Do you feel this holding of breath? The desire to exhale? Do you feel this headwind that holds us aloft? At last 2020 is coming to an end with all the weight of loss, tragedy and turmoil, and with all the uplifts of love, hope and goodness.
Note how the kingfisher beats her wings in rhythm with the river’s roll. Her hover is like this moment–balanced between the end and the beginning. She holds her gaze steady on the clarity of water below. Her entire being is in this moment of possibility. The glimmer of a silvery fish signals her headfirst plummet. There’s no holding back.
There’s no holding back if we care about the Red-breasted Nuthatch that clings upside down on the suet out the window as I write; if we care that rain is falling where there should be snow; and if we care about all who are without shelter–people and wildlife alike.
The problems of our world are so immense. What can one person do? And what if all we secretly want to do is to find joy, to play, and to escape into the places that allow us to dream–in books, in nature, and with our closest friends and family?
In the words of E.B. White, author of Charlotte’s Web:
“If the world were merely seductive, that would be easy. If it were merely challenging, that would be no problem. But I arise in the morning torn between a desire to improve the world and a desire to enjoy the world. This makes it hard to plan the day.”
That’s a mighty desire to improve the world, and one that can feel mighty daunting. And then I remember another adage in this place of pause. We are not alone. The winds that buoy us are like many hands.
As Chickasaw poet Linda Hogan reminds us, everything we do is about relationships. We are as interconnected as mycelium on the roots of ancient trees tapping out messages to kin underground.
In Hogan’s words, “The participants in a ceremony say, “All my relations” before and after we pray; those words create a relationship with other people, with animals, with the land.”
Relationships. Feel that synergy. Know that across the lands and waters are kindred spirits offering their ways of giving while appreciating the sway of a tree or the lilt of a song.

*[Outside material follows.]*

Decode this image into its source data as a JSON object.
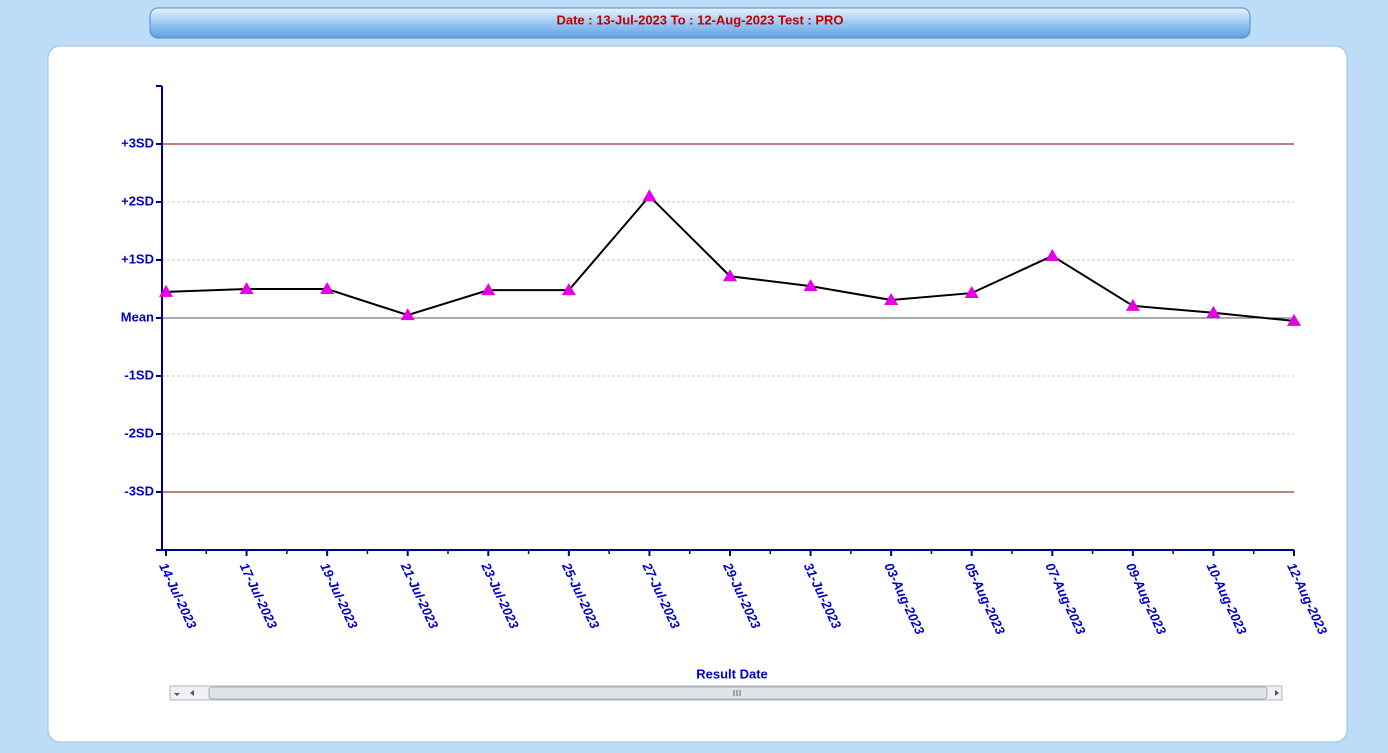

Know that there is also great strength in our numbers and that our efforts are powered by love.
Know that nature nourishes us every day if we take time to open our senses to what’s outside. Enjoy that which fuels us–like sweet nectar for a butterfly flitting among a rainbow of wildflowers, or in this time of year–sparkling crystals upon a snow angel by the ski trail.

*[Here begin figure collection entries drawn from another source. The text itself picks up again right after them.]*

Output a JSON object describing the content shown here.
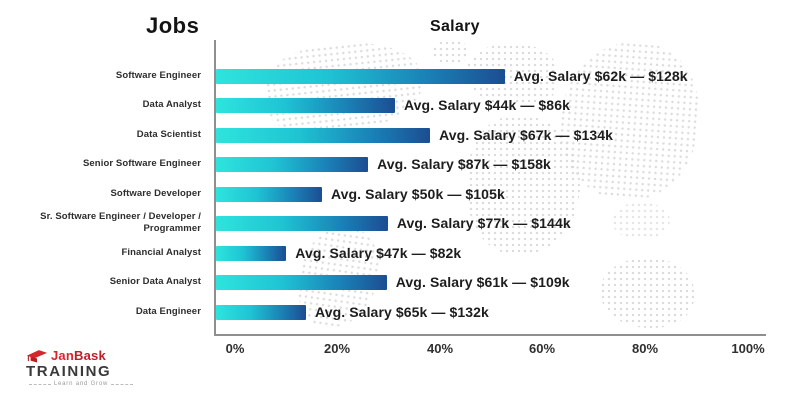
{
  "header": {
    "jobs_title": "Jobs",
    "salary_title": "Salary"
  },
  "logo": {
    "jan": "Jan",
    "bask": "Bask",
    "training": "TRAINING",
    "tagline": "Learn and Grow",
    "accent_red": "#D6252B"
  },
  "colors": {
    "bar_gradient_start": "#2EE4DD",
    "bar_gradient_mid": "#1A83B7",
    "bar_gradient_end": "#1C4D92",
    "axis_line": "#8F8F8F",
    "map_dots": "#D7D7D7",
    "text_dark": "#1D1D1D"
  },
  "chart_data": {
    "type": "bar",
    "orientation": "horizontal",
    "title": "Salary",
    "categories_title": "Jobs",
    "x_ticks": [
      "0%",
      "20%",
      "40%",
      "60%",
      "80%",
      "100%"
    ],
    "xlim": [
      0,
      100
    ],
    "grid": false,
    "legend": false,
    "rows": [
      {
        "job": "Software Engineer",
        "label": "Avg. Salary $62k — $128k",
        "avg_low_k": 62,
        "avg_high_k": 128,
        "axis_value_percent": 53,
        "bar_percent": 52.6
      },
      {
        "job": "Data Analyst",
        "label": "Avg. Salary $44k — $86k",
        "avg_low_k": 44,
        "avg_high_k": 86,
        "axis_value_percent": 31,
        "bar_percent": 32.6
      },
      {
        "job": "Data Scientist",
        "label": "Avg. Salary $67k — $134k",
        "avg_low_k": 67,
        "avg_high_k": 134,
        "axis_value_percent": 38,
        "bar_percent": 39.0
      },
      {
        "job": "Senior Software Engineer",
        "label": "Avg. Salary $87k — $158k",
        "avg_low_k": 87,
        "avg_high_k": 158,
        "axis_value_percent": 26,
        "bar_percent": 27.7
      },
      {
        "job": "Software Developer",
        "label": "Avg. Salary $50k — $105k",
        "avg_low_k": 50,
        "avg_high_k": 105,
        "axis_value_percent": 17,
        "bar_percent": 19.3
      },
      {
        "job": "Sr. Software Engineer / Developer / Programmer",
        "label": "Avg. Salary $77k — $144k",
        "avg_low_k": 77,
        "avg_high_k": 144,
        "axis_value_percent": 30,
        "bar_percent": 31.3
      },
      {
        "job": "Financial Analyst",
        "label": "Avg. Salary $47k — $82k",
        "avg_low_k": 47,
        "avg_high_k": 82,
        "axis_value_percent": 10,
        "bar_percent": 12.8
      },
      {
        "job": "Senior Data Analyst",
        "label": "Avg. Salary $61k — $109k",
        "avg_low_k": 61,
        "avg_high_k": 109,
        "axis_value_percent": 30,
        "bar_percent": 31.1
      },
      {
        "job": "Data Engineer",
        "label": "Avg. Salary $65k — $132k",
        "avg_low_k": 65,
        "avg_high_k": 132,
        "axis_value_percent": 14,
        "bar_percent": 16.4
      }
    ]
  }
}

Far from Oregon in Vermont, my friend and writer Sandra Murphy recently explored the meaning of the word, enough: “When I look out on the day now, Venus has disappeared again, this time into the pale blue cloth of sky. Peach-bottomed clouds drape the shoulders of Mount Abraham, backlit by the coming sun. The brook below my window hums a duet with the wind in the treetops. What a feast. Enough.”
Many of us have experienced “enough” when the pandemic forces us to stay close to home and within the safety of the outdoors. Sir David Attenborough described discoveries in his tiny backyard he had never noticed before. I savored a “Boots on the Trail” blog that featured a photo for every month of the year on the same hill, each image revealing something new.
Renee Patrick expanded the definition of home in her thoughtful piece about thru-hiking on the new Blue Mountains Trail and becoming native to places one step at a time. She wrote: “To thru-hike is to know a place intimately, to know many places intimately. Experiencing the landscape at a three-mile an hour pace is to absorb the folds and tucks of a mountain ridge, to feel the change in air patterns as you drop into a drainage that flows through eons of rock and shifting fault lines. When I’m hiking, I feel like I am home, and for most of humanity, this was literally home. We lived so close to the trees and wildlife that we viewed them as family, and I am starting to as well.”
By becoming intimate with place, we see how each of our actions add up one home and yard and trail at a time, like planting pollinator gardens, pulling invasive weeds, and picking up litter. We find strength and even the joy of action locally, nationally, and globally for the big changes that are truly exciting, from the Green New Deal (that mobilizes American society to 100% clean and renewable energy, guarantees living wage jobs, and a just transition for workers and communities in the next ten years) to Ranked Choice Voting and passing legislation to protect threatened wildlife, wilderness, wild rivers, and our big and elder trees and forests.
Take a deep breath. For right now on this cusp of the new year, linger in the moment of betweenness. If I could inhabit my Belted Kingfisher muse in that act of flying in place, I would try to extend the hover as long as possible. What better way to examine the union of sky and water and the dazzle of light? Slow down. Pause. Let this rushing mind pool in still water. And then? Dive. Emerge cleansed with or without a fish. Exuberant. Ready for 2021.